Many people toil in the working world for years before deciding to start their own company. Meena Nutbeam had the gumption to launch a nonprofit while she was still in high school. And her venture wasn’t just about pursuing her own passions, but helping people in need.
She’s now a rising junior at American University, and Stork & Company of Wisconsin is still going strong. As director and founder of the Milwaukee-based nonprofit, she’s doing outreach and partnership-building activities from afar. When she’s back in Wisconsin, she meets with associates and helps conduct deliveries of Stork & Company’s primary product, baby boxes for safe sleep.
In addition, Nutbeam isn’t afraid to delegate this work to people close to her own age. “I started this in high school, so I feel like I put a lot of trust in young people,” says Nutbeam. “As long as they know the information that I give them, I think they’re fully capable of doing the same kind of thing.”
While some individuals speak of “giving back” after a successful career, Nutbeam didn’t see any reason to wait.
From Helsinki to Milwaukee
Nutbeam got the idea for her company after reading a BBC article about the ubiquity of baby boxes in Finland. The Northern European country maintained a low infant mortality rate, while the rate in her hometown of Milwaukee has been much higher. About 15 percent of Milwaukee’s infant deaths are related to unsafe sleep, she says, and there are significant infant mortality disparities between whites and African Americans.
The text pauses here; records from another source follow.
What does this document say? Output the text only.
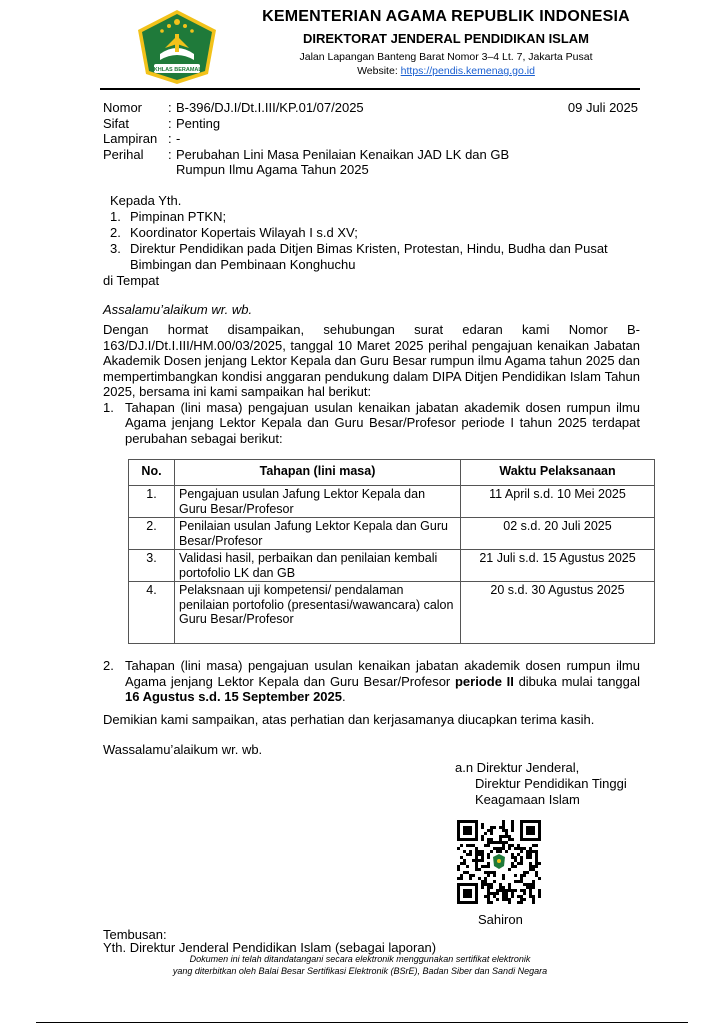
IKHLAS BERAMAL
KEMENTERIAN AGAMA REPUBLIK INDONESIA
DIREKTORAT JENDERAL PENDIDIKAN ISLAM
Jalan Lapangan Banteng Barat Nomor 3–4 Lt. 7, Jakarta Pusat
Website: https://pendis.kemenag.go.id
Nomor	: B-396/DJ.I/Dt.I.III/KP.01/07/2025
Sifat	: Penting
Lampiran : -
Perihal	: Perubahan Lini Masa Penilaian Kenaikan JAD LK dan GB
Rumpun Ilmu Agama Tahun 2025
09 Juli 2025
Kepada Yth.
1. Pimpinan PTKN;
2. Koordinator Kopertais Wilayah I s.d XV;
3. Direktur Pendidikan pada Ditjen Bimas Kristen, Protestan, Hindu, Budha dan Pusat Bimbingan dan Pembinaan Konghuchu
di Tempat
Assalamu’alaikum wr. wb.
Dengan hormat disampaikan, sehubungan surat edaran kami Nomor B-163/DJ.I/Dt.I.III/HM.00/03/2025, tanggal 10 Maret 2025 perihal pengajuan kenaikan Jabatan Akademik Dosen jenjang Lektor Kepala dan Guru Besar rumpun ilmu Agama tahun 2025 dan mempertimbangkan kondisi anggaran pendukung dalam DIPA Ditjen Pendidikan Islam Tahun 2025, bersama ini kami sampaikan hal berikut:
1. Tahapan (lini masa) pengajuan usulan kenaikan jabatan akademik dosen rumpun ilmu Agama jenjang Lektor Kepala dan Guru Besar/Profesor periode I tahun 2025 terdapat perubahan sebagai berikut:
No.	Tahapan (lini masa)	Waktu Pelaksanaan
1.	Pengajuan usulan Jafung Lektor Kepala dan Guru Besar/Profesor	11 April s.d. 10 Mei 2025
2.	Penilaian usulan Jafung Lektor Kepala dan Guru Besar/Profesor	02 s.d. 20 Juli 2025
3.	Validasi hasil, perbaikan dan penilaian kembali portofolio LK dan GB	21 Juli s.d. 15 Agustus 2025
4.	Pelaksnaan uji kompetensi/ pendalaman penilaian portofolio (presentasi/wawancara) calon Guru Besar/Profesor	20 s.d. 30 Agustus 2025
2. Tahapan (lini masa) pengajuan usulan kenaikan jabatan akademik dosen rumpun ilmu Agama jenjang Lektor Kepala dan Guru Besar/Profesor periode II dibuka mulai tanggal 16 Agustus s.d. 15 September 2025.
Demikian kami sampaikan, atas perhatian dan kerjasamanya diucapkan terima kasih.
Wassalamu’alaikum wr. wb.
a.n Direktur Jenderal,
Direktur Pendidikan Tinggi
Keagamaan Islam
Sahiron
Tembusan:
Yth. Direktur Jenderal Pendidikan Islam (sebagai laporan)
Dokumen ini telah ditandatangani secara elektronik menggunakan sertifikat elektronik
yang diterbitkan oleh Balai Besar Sertifikasi Elektronik (BSrE), Badan Siber dan Sandi Negara
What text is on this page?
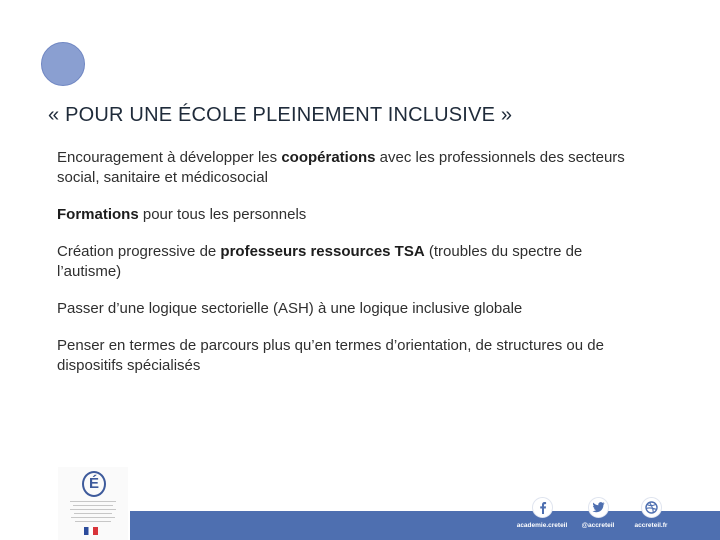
« POUR UNE ÉCOLE PLEINEMENT INCLUSIVE »

Encouragement à développer les coopérations avec les professionnels des secteurs social, sanitaire et médicosocial

Formations pour tous les personnels

Création progressive de professeurs ressources TSA (troubles du spectre de l’autisme)

Passer d’une logique sectorielle (ASH) à une logique inclusive globale

Penser en termes de parcours plus qu’en termes d’orientation, de structures ou de dispositifs spécialisés

É
academie.creteil	@accreteil	accreteil.fr
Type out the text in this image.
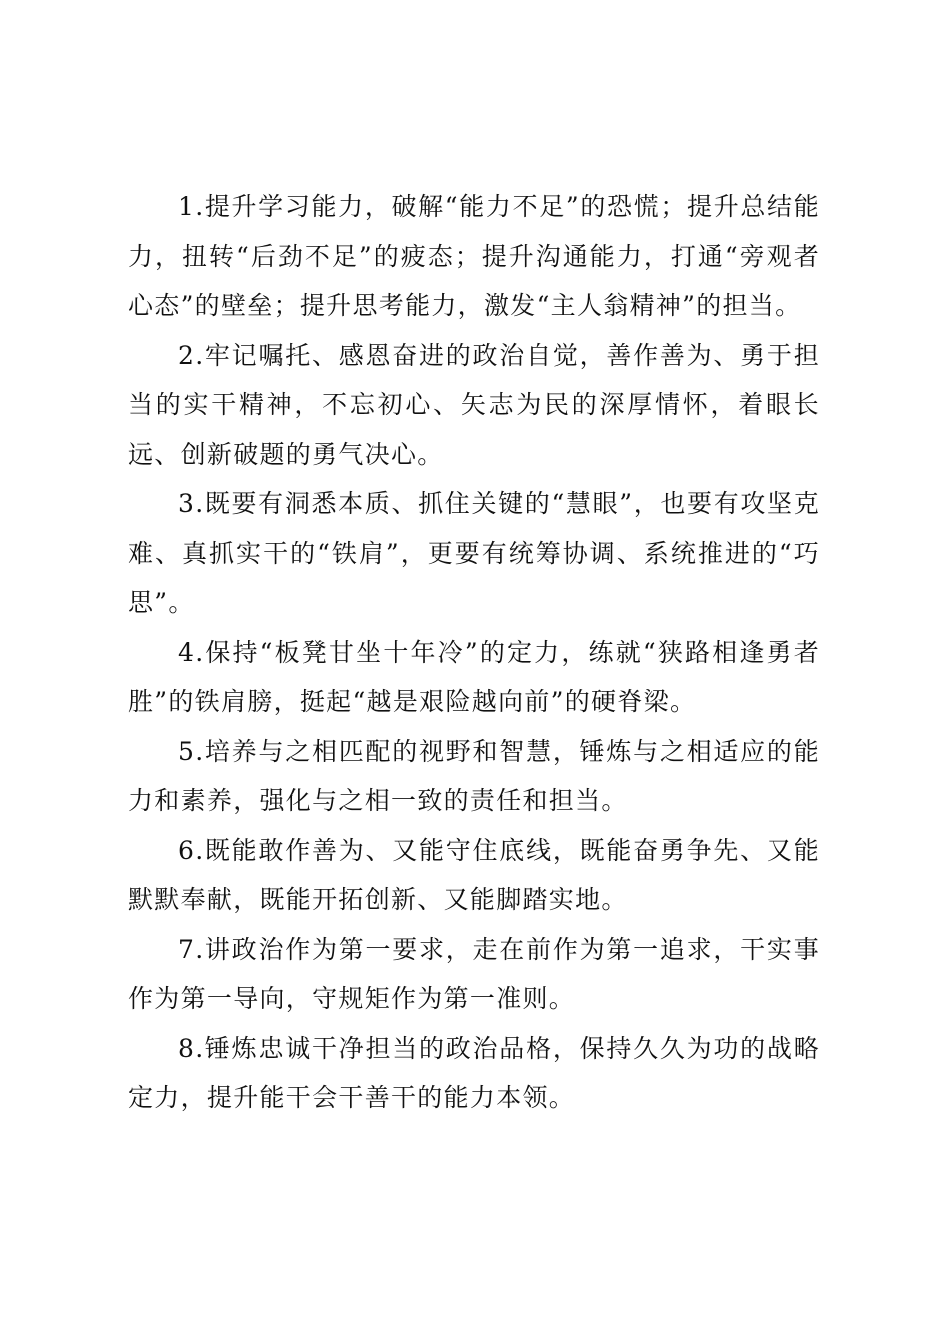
1.提升学习能力，破解“能力不足”的恐慌；提升总结能力，扭转“后劲不足”的疲态；提升沟通能力，打通“旁观者心态”的壁垒；提升思考能力，激发“主人翁精神”的担当。

2.牢记嘱托、感恩奋进的政治自觉，善作善为、勇于担当的实干精神，不忘初心、矢志为民的深厚情怀，着眼长远、创新破题的勇气决心。

3.既要有洞悉本质、抓住关键的“慧眼”，也要有攻坚克难、真抓实干的“铁肩”，更要有统筹协调、系统推进的“巧思”。

4.保持“板凳甘坐十年冷”的定力，练就“狭路相逢勇者胜”的铁肩膀，挺起“越是艰险越向前”的硬脊梁。

5.培养与之相匹配的视野和智慧，锤炼与之相适应的能力和素养，强化与之相一致的责任和担当。

6.既能敢作善为、又能守住底线，既能奋勇争先、又能默默奉献，既能开拓创新、又能脚踏实地。

7.讲政治作为第一要求，走在前作为第一追求，干实事作为第一导向，守规矩作为第一准则。

8.锤炼忠诚干净担当的政治品格，保持久久为功的战略定力，提升能干会干善干的能力本领。
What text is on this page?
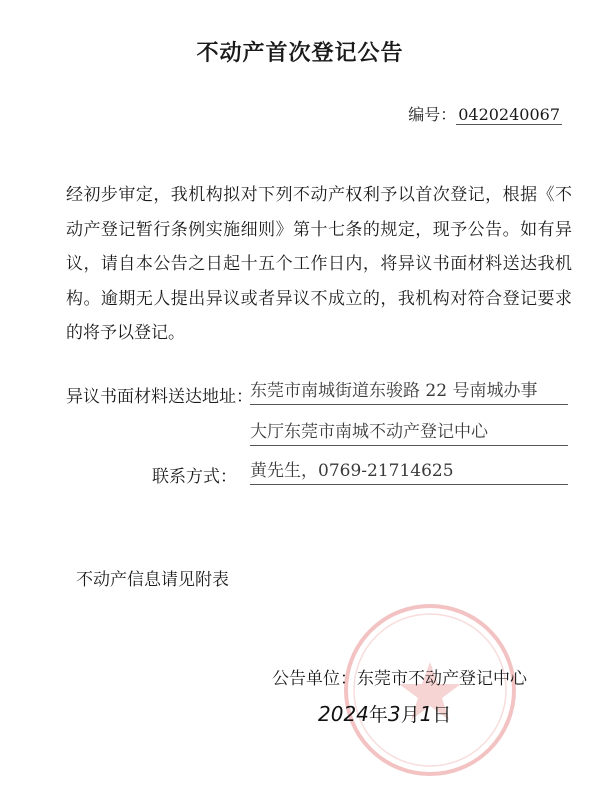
不动产首次登记公告
编号： 0420240067

经初步审定，我机构拟对下列不动产权利予以首次登记，根据《不动产登记暂行条例实施细则》第十七条的规定，现予公告。如有异议，请自本公告之日起十五个工作日内，将异议书面材料送达我机构。逾期无人提出异议或者异议不成立的，我机构对符合登记要求的将予以登记。

异议书面材料送达地址：
东莞市南城街道东骏路 22 号南城办事
大厅东莞市南城不动产登记中心
联系方式： 黄先生，0769-21714625
不动产信息请见附表
公告单位：东莞市不动产登记中心
2024年3月1日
“I was really concerned about safe sleep, because that seemed like something so obvious that everyone should be able to have,” she says. “But this isn’t something that’s available to everyone.”
In setting up Stork & Company, Nutbeam partnered with a baby box manufacturer and they began delivering baby boxes for free to mothers in the Milwaukee area. They’ve also added an education component, which includes information on prenatal and infant care, sleep and breastfeeding, and when to see a doctor.
Traditional baby cribs are expensive and bulky, which can be problematic for many low-income Americans in smaller living spaces. For mothers without cribs, some heath officials advise them to use dresser drawers or laundry baskets instead. But Nutbeam says that a dresser drawer will usually need blankets, a suffocation hazard for infants. Yet baby boxes—made of sturdy cardboard material with protective coating—offer a free, safe alternative. They’re also easy to transport for working class mothers who may be forced to move often.
“We’ve had a lot of people from women’s shelters say they really like the baby box, because if they need to get up and go and get out of there, they can take it with them,” she explains.
Making it the Norm
Nutbeam says there are challenges in promoting the product. When people hear “babies sleeping in cardboard boxes,” they occasionally express skepticism. But in emphasizing a track record of product safety, she notes that baby boxes have been used successfully in Finland for some 75 years. “We’re trying to bring this into the community, and make it something that is the norm. It’s normal in Finland, but it’s definitely new here,” she says.
Still, baby boxes are becoming more fashionable in upper middle class American households, and Stork & Company will provide them to people of any socioeconomic background. “Everyone can benefit from this, because in looking at income and ethnicity, we do see unsafe sleep deaths across the board,” she adds.
The Holistic View
Nutbeam is a rising junior public health major in the College of Arts and Sciences. After she started working on the baby box nonprofit, she looked for programs with a public health major. AU not only had public health, but plenty of nearby internship and volunteer opportunities in Washington. During her first year at AU she worked for Life Pieces to Masterpieces, an afterschool program for young African-American boys in D.C. And she’s been influenced by her AU classes, such as “Multicultural Health.”
“Public health is a smaller program, so you get a lot of one-on-one time with your professors. And I feel like you learn a lot more that way than in a giant lecture hall of thousands of kids,” she says.
Through her Milwaukee nonprofit work, she’s taking a more holistic view of the health care system. For instance, the stress of living in cockroach-infested housing can affect birth outcomes, she says.
“I’ve already learned a lot more about different communities—and about the health problems that they face.”